Далёкое завтра
Шрифт:
– Пошёл ты, – выдавила из себя Зои.
– Ну, как знаешь, – Гафт махнул рукой и отключился. А Каплан потянулась за одеждой. Так или иначе, ей не удастся избежать жизни. Ее опять реинкарнируют. Но можно бороться изнутри. Она пока еще не знает как, но шанс представится! Обязательно представится! А воспоминания придадут ей ненависть и достаточно силы, чтобы выдержать все, что угодно, и решиться на любое безумство.
Глава 3. Скверность
Антон сломался.

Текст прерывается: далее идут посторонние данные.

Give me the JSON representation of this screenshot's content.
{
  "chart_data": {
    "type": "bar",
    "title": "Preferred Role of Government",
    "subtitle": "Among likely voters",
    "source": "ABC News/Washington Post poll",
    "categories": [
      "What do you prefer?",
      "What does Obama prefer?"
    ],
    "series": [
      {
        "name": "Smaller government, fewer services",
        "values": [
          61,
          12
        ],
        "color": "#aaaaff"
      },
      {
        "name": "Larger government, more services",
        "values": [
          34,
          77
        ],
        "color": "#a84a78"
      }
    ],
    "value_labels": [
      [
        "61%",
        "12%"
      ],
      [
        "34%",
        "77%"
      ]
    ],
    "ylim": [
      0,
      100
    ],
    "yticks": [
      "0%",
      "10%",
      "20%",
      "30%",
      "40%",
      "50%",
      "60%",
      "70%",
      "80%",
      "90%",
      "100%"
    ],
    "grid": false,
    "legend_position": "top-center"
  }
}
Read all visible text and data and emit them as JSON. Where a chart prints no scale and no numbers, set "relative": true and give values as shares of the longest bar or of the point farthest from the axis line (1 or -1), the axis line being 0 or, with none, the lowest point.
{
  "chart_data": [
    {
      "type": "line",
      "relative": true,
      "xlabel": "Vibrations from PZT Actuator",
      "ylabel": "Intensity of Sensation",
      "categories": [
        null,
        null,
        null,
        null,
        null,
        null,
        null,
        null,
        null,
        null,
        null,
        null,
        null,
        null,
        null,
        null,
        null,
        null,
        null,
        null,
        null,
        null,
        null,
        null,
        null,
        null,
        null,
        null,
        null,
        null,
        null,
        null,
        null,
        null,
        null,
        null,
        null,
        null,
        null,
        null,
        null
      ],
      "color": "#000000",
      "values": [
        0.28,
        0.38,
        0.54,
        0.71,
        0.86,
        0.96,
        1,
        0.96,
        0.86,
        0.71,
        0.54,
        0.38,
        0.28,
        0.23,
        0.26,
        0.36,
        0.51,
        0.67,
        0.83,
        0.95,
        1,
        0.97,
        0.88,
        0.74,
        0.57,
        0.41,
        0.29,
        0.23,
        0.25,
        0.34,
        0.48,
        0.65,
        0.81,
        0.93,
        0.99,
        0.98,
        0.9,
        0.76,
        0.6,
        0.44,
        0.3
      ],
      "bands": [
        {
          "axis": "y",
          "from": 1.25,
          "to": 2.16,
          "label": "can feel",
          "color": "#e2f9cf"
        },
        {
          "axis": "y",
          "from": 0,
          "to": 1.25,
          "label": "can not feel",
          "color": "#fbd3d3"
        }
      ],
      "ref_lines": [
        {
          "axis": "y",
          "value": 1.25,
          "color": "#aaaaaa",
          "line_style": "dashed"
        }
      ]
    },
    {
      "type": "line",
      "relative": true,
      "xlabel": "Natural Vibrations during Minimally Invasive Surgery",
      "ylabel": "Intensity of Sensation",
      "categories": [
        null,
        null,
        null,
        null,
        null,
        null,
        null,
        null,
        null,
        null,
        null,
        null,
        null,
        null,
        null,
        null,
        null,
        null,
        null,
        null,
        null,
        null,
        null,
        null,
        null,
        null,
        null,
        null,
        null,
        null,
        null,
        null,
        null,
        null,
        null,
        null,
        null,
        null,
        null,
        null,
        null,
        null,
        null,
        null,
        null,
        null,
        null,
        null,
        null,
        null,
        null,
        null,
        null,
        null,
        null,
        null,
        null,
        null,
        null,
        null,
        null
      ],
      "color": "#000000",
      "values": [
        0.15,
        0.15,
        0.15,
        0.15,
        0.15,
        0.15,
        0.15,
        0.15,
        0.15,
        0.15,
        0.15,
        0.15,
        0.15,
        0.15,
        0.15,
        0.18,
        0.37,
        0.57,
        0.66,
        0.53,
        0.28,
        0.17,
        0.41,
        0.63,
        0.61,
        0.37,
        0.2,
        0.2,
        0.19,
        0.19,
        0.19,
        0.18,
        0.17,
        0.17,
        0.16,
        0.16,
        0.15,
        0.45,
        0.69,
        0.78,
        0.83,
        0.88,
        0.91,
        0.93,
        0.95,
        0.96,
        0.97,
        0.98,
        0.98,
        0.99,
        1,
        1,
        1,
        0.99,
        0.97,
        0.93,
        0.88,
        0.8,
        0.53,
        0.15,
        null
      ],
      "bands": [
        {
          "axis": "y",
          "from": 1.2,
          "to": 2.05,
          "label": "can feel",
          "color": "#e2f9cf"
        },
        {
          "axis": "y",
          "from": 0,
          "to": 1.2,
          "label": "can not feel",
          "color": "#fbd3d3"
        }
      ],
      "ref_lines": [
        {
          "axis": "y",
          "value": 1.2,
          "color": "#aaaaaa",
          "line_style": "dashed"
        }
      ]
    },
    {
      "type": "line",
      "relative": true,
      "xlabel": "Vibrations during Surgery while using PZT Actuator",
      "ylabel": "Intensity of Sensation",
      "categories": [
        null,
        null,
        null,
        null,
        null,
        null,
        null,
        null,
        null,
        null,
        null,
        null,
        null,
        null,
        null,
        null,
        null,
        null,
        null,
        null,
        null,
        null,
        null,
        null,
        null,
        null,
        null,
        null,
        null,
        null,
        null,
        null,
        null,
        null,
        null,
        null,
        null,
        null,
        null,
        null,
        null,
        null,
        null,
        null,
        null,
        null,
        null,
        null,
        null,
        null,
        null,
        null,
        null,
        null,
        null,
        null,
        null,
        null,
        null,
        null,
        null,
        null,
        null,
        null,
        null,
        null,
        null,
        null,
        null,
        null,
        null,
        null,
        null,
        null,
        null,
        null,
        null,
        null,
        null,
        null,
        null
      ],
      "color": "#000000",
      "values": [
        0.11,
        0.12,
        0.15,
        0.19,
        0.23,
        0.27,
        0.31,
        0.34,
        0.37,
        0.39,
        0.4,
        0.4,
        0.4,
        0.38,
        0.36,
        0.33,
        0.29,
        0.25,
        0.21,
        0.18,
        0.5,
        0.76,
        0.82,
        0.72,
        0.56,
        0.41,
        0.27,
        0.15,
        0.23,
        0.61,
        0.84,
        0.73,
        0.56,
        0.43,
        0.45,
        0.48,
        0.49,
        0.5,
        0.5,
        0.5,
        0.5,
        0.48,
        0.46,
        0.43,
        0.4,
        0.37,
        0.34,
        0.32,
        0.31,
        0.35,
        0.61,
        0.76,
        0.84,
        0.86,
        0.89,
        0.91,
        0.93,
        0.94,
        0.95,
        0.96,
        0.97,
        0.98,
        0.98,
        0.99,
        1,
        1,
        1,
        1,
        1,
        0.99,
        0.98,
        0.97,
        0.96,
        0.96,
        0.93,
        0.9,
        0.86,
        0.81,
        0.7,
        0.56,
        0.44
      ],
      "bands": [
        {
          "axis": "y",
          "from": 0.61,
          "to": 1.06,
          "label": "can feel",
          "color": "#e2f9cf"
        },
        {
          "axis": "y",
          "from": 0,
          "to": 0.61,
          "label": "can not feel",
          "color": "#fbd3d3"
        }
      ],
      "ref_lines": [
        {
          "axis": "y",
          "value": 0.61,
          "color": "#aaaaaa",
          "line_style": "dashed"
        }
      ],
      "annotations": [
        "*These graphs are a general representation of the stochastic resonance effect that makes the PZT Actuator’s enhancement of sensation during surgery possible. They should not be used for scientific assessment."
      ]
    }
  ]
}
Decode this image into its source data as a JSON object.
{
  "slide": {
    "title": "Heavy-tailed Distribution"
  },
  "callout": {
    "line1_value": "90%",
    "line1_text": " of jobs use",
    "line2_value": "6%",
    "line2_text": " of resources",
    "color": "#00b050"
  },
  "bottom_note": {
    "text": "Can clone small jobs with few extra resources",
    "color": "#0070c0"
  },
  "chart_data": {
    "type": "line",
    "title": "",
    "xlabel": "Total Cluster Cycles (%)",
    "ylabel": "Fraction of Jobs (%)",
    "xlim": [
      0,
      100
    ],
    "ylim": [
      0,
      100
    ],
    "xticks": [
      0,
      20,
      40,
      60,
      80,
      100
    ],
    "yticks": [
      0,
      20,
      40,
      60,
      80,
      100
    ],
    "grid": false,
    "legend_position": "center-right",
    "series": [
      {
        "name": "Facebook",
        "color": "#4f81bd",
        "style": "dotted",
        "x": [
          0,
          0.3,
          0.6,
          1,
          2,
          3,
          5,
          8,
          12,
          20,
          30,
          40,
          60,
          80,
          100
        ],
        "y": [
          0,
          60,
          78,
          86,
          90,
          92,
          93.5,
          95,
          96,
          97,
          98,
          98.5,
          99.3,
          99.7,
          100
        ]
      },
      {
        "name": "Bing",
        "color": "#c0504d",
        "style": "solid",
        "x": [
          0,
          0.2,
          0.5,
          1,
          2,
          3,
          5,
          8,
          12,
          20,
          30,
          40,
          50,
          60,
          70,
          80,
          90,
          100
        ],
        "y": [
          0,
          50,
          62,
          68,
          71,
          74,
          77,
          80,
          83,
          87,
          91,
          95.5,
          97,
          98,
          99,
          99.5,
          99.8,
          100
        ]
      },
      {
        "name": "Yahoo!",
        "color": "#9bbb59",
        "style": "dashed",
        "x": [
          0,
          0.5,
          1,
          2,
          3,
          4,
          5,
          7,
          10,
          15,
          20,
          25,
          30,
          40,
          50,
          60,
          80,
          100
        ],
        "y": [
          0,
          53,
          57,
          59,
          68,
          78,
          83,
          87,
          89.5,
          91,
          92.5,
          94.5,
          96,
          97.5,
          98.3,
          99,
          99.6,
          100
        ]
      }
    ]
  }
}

Он не чувствовал себя настолько беспомощным с момента, когда его жалкого, мокрого и без сил, но наполненного знаниями предшественников, извлекли из камеры ускоренного роста. Биоин был испуган и дезориентирован. Несмотря на ясное понимание происходящего, – репликам еще в капсуле роста внедряли матрицу сознания предшественников, – он не мог говорить и самостоятельно
Теперь же как будто все повторилось. Словно его только что выкинули из камеры роста, выдернули из общего организма, выщипнули как атом из мироздания и оставили одного. Голос КИРы больше не появлялся, цифровой интерфейс, давно воспринимаемый частью внутреннего мира, умер и не воскрешал, сколько Антон ни просил и ни стучал пальцами по запястью. Это походило на ампутацию, когда человека лишают одной из важных частей тела, ноги ль, руки, или другого органа. Интерфейс вживлялся еще в капсуле роста, и в течение жизни единица общества настолько привыкала к взаимодействию с ней, что не замечала. Это как подсознательное знание: ты ходишь, но не думаешь об этом, кушаешь, не замечая, как, или ощущаешь потребность в чем-то необходимом. Так же срастается с человеком и его сознанием интерфейс.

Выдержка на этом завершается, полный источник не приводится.